Artist Lisa Radford has curated Of Stadiums and Construction Sites (Ne change rien pour que tout soit différent) in response to artists working in and around Gertrude over the decade from 2005 to 2015. It is one of four exhibitions across a year of programming at Gertrude, charting the forty-year history of the organisation. In 2005, the beginning of Lisa’s assigned decade, Gertrude held their twentieth anniversary exhibition, A Short Ride in A Fast Machine. It was one of a handful of historically-facing contemporary art exhibitions in Melbourne that year. Among others was Pitch Your Own Tent at Monash University Museum of Art, which presented the history of three artist-run spaces—Art Projects, Store 5, and 1st Floor—all of which had closed in decades or years prior. Store 5 was further commemorated through Store 5 is…?, an exhibition at Anna Schwartz Gallery also held in 2005.

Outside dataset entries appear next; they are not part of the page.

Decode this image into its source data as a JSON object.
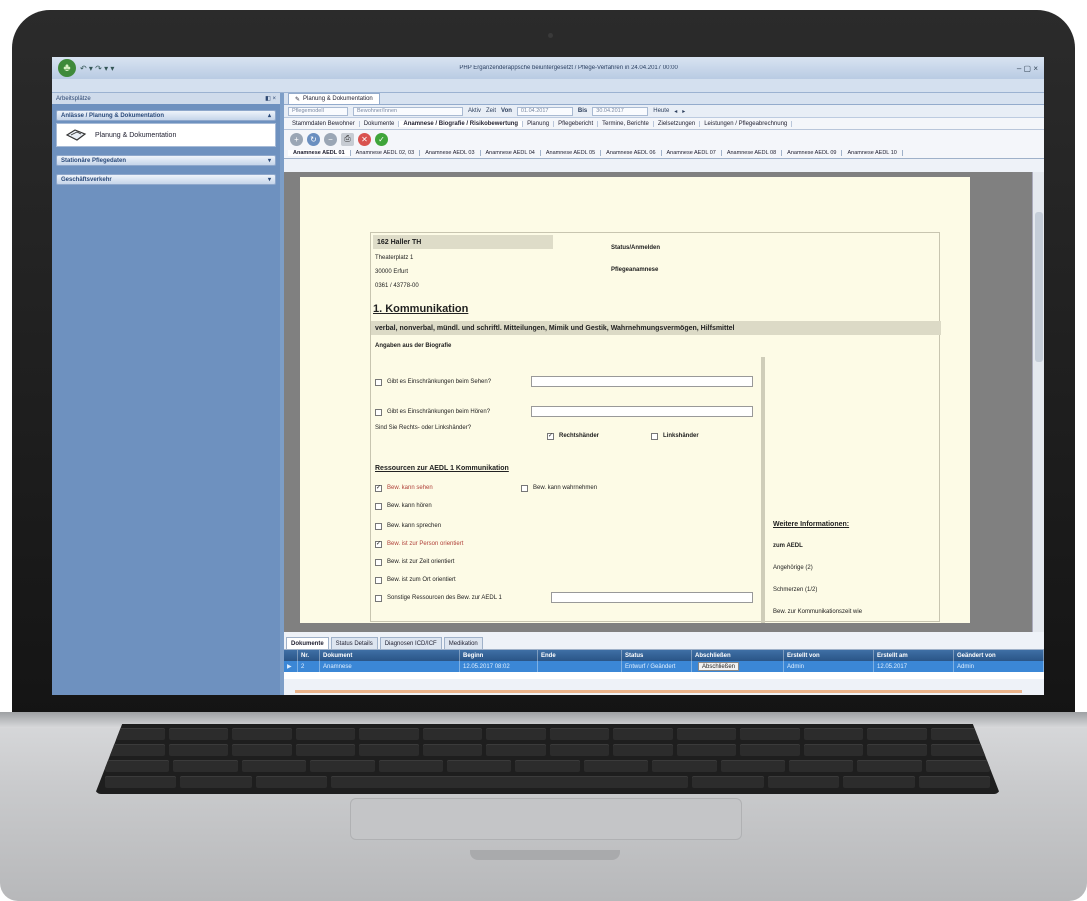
{
  "window": {
    "title": "PHP Ergänzenderappsche beiuntergesetzt / Pflege-Verfahren in 24.04.2017 00:00",
    "quick_access": "↶ ▾ ↷ ▾ ▾",
    "controls": "– ▢ ×"
  },
  "nav": {
    "header": "Arbeitsplätze",
    "header_controls": "◧ ×",
    "sections": [
      {
        "label": "Anlässe / Planung & Dokumentation",
        "arrow": "▴"
      },
      {
        "label": "Stationäre Pflegedaten",
        "arrow": "▾"
      },
      {
        "label": "Geschäftsverkehr",
        "arrow": "▾"
      }
    ],
    "item_label": "Planung & Dokumentation"
  },
  "content": {
    "doc_tab": "Planung & Dokumentation",
    "filters": {
      "box1": "Pflegemodell",
      "box2": "Bewohner/Innen",
      "label_aktiv": "Aktiv",
      "label_zeit": "Zeit",
      "label_von": "Von",
      "date_from": "01.04.2017",
      "label_bis": "Bis",
      "date_to": "30.04.2017",
      "label_heute": "Heute"
    },
    "subtabs": [
      "Stammdaten Bewohner",
      "Dokumente",
      "Anamnese / Biografie / Risikobewertung",
      "Planung",
      "Pflegebericht",
      "Termine, Berichte",
      "Zielsetzungen",
      "Leistungen / Pflegeabrechnung"
    ],
    "aedl_tabs": [
      "Anamnese AEDL 01",
      "Anamnese AEDL 02, 03",
      "Anamnese AEDL 03",
      "Anamnese AEDL 04",
      "Anamnese AEDL 05",
      "Anamnese AEDL 06",
      "Anamnese AEDL 07",
      "Anamnese AEDL 08",
      "Anamnese AEDL 09",
      "Anamnese AEDL 10"
    ]
  },
  "form": {
    "resident_name": "162 Haller TH",
    "address_line1": "Theaterplatz 1",
    "address_line2": "30000    Erfurt",
    "phone": "0361 / 43778-00",
    "label_status": "Status/Anmelden",
    "label_pflege": "Pflegeanamnese",
    "section_title": "1. Kommunikation",
    "section_bar": "verbal, nonverbal, mündl. und schriftl. Mitteilungen, Mimik und Gestik, Wahrnehmungsvermögen, Hilfsmittel",
    "biografie_heading": "Angaben aus der Biografie",
    "q_sehen": "Gibt es Einschränkungen beim Sehen?",
    "q_hoeren": "Gibt es Einschränkungen beim Hören?",
    "q_haendig": "Sind Sie Rechts- oder Linkshänder?",
    "opt_rechts": "Rechtshänder",
    "opt_links": "Linkshänder",
    "ressourcen_heading": "Ressourcen zur AEDL 1 Kommunikation",
    "r1": "Bew. kann sehen",
    "r1b": "Bew. kann wahrnehmen",
    "r2": "Bew. kann hören",
    "r3": "Bew. kann sprechen",
    "r4": "Bew. ist zur Person orientiert",
    "r5": "Bew. ist zur Zeit orientiert",
    "r6": "Bew. ist zum Ort orientiert",
    "r7": "Sonstige Ressourcen des Bew. zur AEDL 1",
    "weitere_heading": "Weitere Informationen:",
    "w1": "zum AEDL",
    "w2": "Angehörige (2)",
    "w3": "Schmerzen (1/2)",
    "w4": "Bew. zur Kommunikationszeit wie"
  },
  "bottom": {
    "tabs": [
      "Dokumente",
      "Status Details",
      "Diagnosen ICD/ICF",
      "Medikation"
    ],
    "columns": [
      "",
      "Nr.",
      "Dokument",
      "Beginn",
      "Ende",
      "Status",
      "Abschließen",
      "Erstellt von",
      "Erstellt am",
      "Geändert von"
    ],
    "row": [
      "▶",
      "2",
      "Anamnese",
      "12.05.2017 08:02",
      "",
      "Entwurf / Geändert",
      "Abschließen",
      "Admin",
      "12.05.2017",
      "Admin"
    ]
  },
  "colors": {
    "accent": "#3b87d6",
    "nav_bg": "#6e91bf",
    "paper": "#fdfbe6",
    "header_row": "#2a5587"
  }
}
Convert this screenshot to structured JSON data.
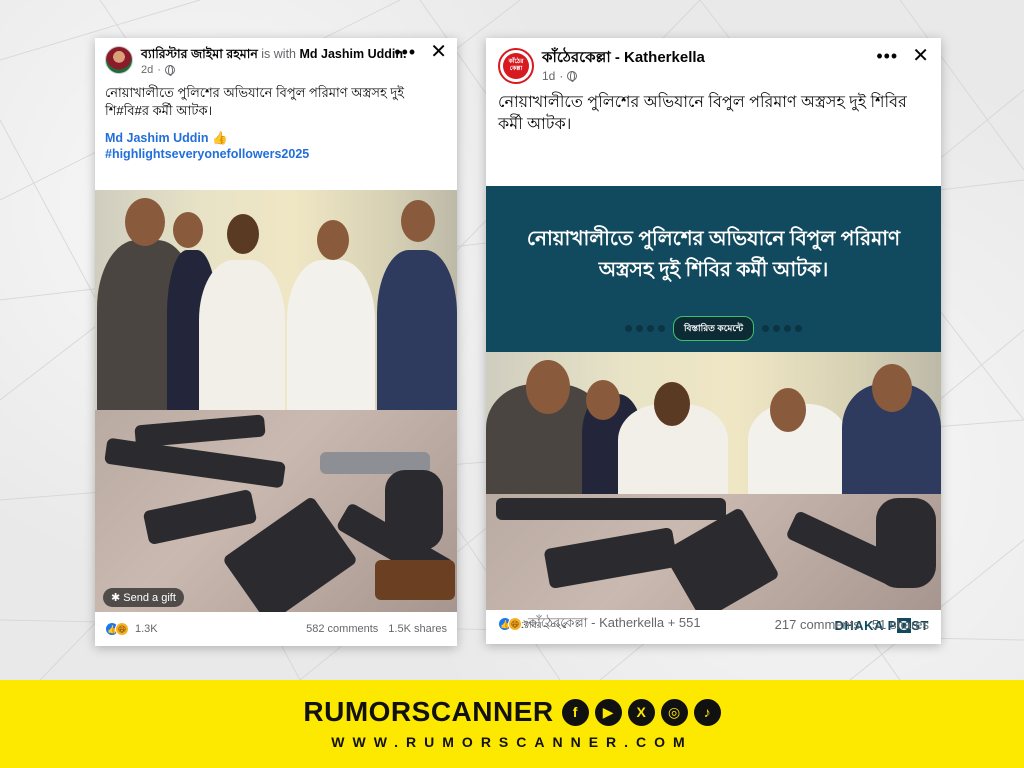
{
  "left_post": {
    "author": "ব্যারিস্টার জাইমা রহমান",
    "with_text": "is with",
    "tagged": "Md Jashim Uddin",
    "time": "2d",
    "text": "নোয়াখালীতে পুলিশের অভিযানে বিপুল পরিমাণ অস্ত্রসহ দুই শি#বি#র কর্মী আটক।",
    "tag_line_1": "Md Jashim Uddin 👍",
    "tag_line_2": "#highlightseveryonefollowers2025",
    "gift_label": "Send a gift",
    "reactions": "1.3K",
    "comments": "582 comments",
    "shares": "1.5K shares"
  },
  "right_post": {
    "page_name": "কাঁঠেরকেল্লা - Katherkella",
    "avatar_text": "কাঁঠের কেল্লা",
    "time": "1d",
    "text": "নোয়াখালীতে পুলিশের অভিযানে বিপুল পরিমাণ অস্ত্রসহ দুই শিবির কর্মী আটক।",
    "banner_headline": "নোয়াখালীতে পুলিশের অভিযানে বিপুল পরিমাণ অস্ত্রসহ দুই শিবির কর্মী আটক।",
    "banner_pill": "বিস্তারিত কমেন্টে",
    "date": "২৪ অক্টোবর ২০২৫",
    "source_logo_pre": "DHAKA P",
    "source_logo_o": "O",
    "source_logo_post": "ST",
    "reactions": "কাঁঠেরকেল্লা - Katherkella + 551",
    "comments": "217 comments",
    "shares": "51 shares"
  },
  "icons": {
    "more": "more-icon",
    "close": "close-icon",
    "globe": "globe-icon",
    "like": "like-icon",
    "haha": "haha-icon",
    "gift": "gift-icon"
  },
  "brand": {
    "name": "RUMORSCANNER",
    "website": "WWW.RUMORSCANNER.COM",
    "socials": [
      "facebook-icon",
      "youtube-icon",
      "x-icon",
      "instagram-icon",
      "tiktok-icon"
    ],
    "accent": "#fde800"
  }
}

In 2010, Next Wave Festival presented Structural Integrity, a world expo-style exhibition for which six Australian and five Asian artist-run initiatives were invited to set up pavilions across the Arts House Meat Market. Also in 2010, No Soul for Sale took over the Tate Modern’s Turbine Hall for three days, showing more than seventy independent artist organisations from around the world (including Melbourne’s Hell Gallery run by Jess Johnson and Jordan Marani, and Y3K run by James Deutsher and Christopher LG Hill), in an art fair style festival.
These types of exhibitions—whether historically focused like Pitch Your Own Tent or temporary displays of collective/DIY infrastructure like Structural Integrity—can examine or reappraise minor or overlooked threads of contemporary art, via the lens of the relevant organisation. It is work that often feels necessary in an ecosystem where there is more art than can be accommodated in institutions or by scholarship or criticism, in scholarship or criticism—and in an economic climate where so many art organisations are required to measure, evaluate and justify their public funds on such a regular basis. It is, however, a model that can emphasise the significance of the community and social infrastructure around practice over individual works of art. Balancing the beginning with the ending of things, and the opening up or the closing down of the art archive, proves difficult.
Hao Guo returned to Beijing soon after ITISHAPPENING opened at West Space in 2009. In 2015, he was invited by artist Fayen d’Evie to send images to exhibit in SLIDE—a former post box enclosed with Perspex which acted as a mini-gallery in the doorway of Gertrude at 200 Gertrude Street, Fitzroy. Hao’s iPhone-note-generated artwork read in part:
a privilege=some memories=a chance to meeting
U=countless possibilities=a bit hope=keep going=I am
here=I miss U=don’t forget me=a bigthanks=XXXOOO
=stay in touch!⁴
1. Hao Guo, ‘Living Machine’, unpublished Masters thesis, Victorian College of the Arts, The University of Melbourne, 2009, p. 13.
2. Rosemary Forde, ‘The legend of Hao Guo’ in ITISHAPPENING, exh. cat., Melbourne: West Space, 2009.
3. Tony Bennett, The Birth of the Museum, Oxon and New York: Routledge, 1995, pp. 59-86.
4. Hao Guo, 2 art habits, 2015, screenshots of Notes app, dimensions variable.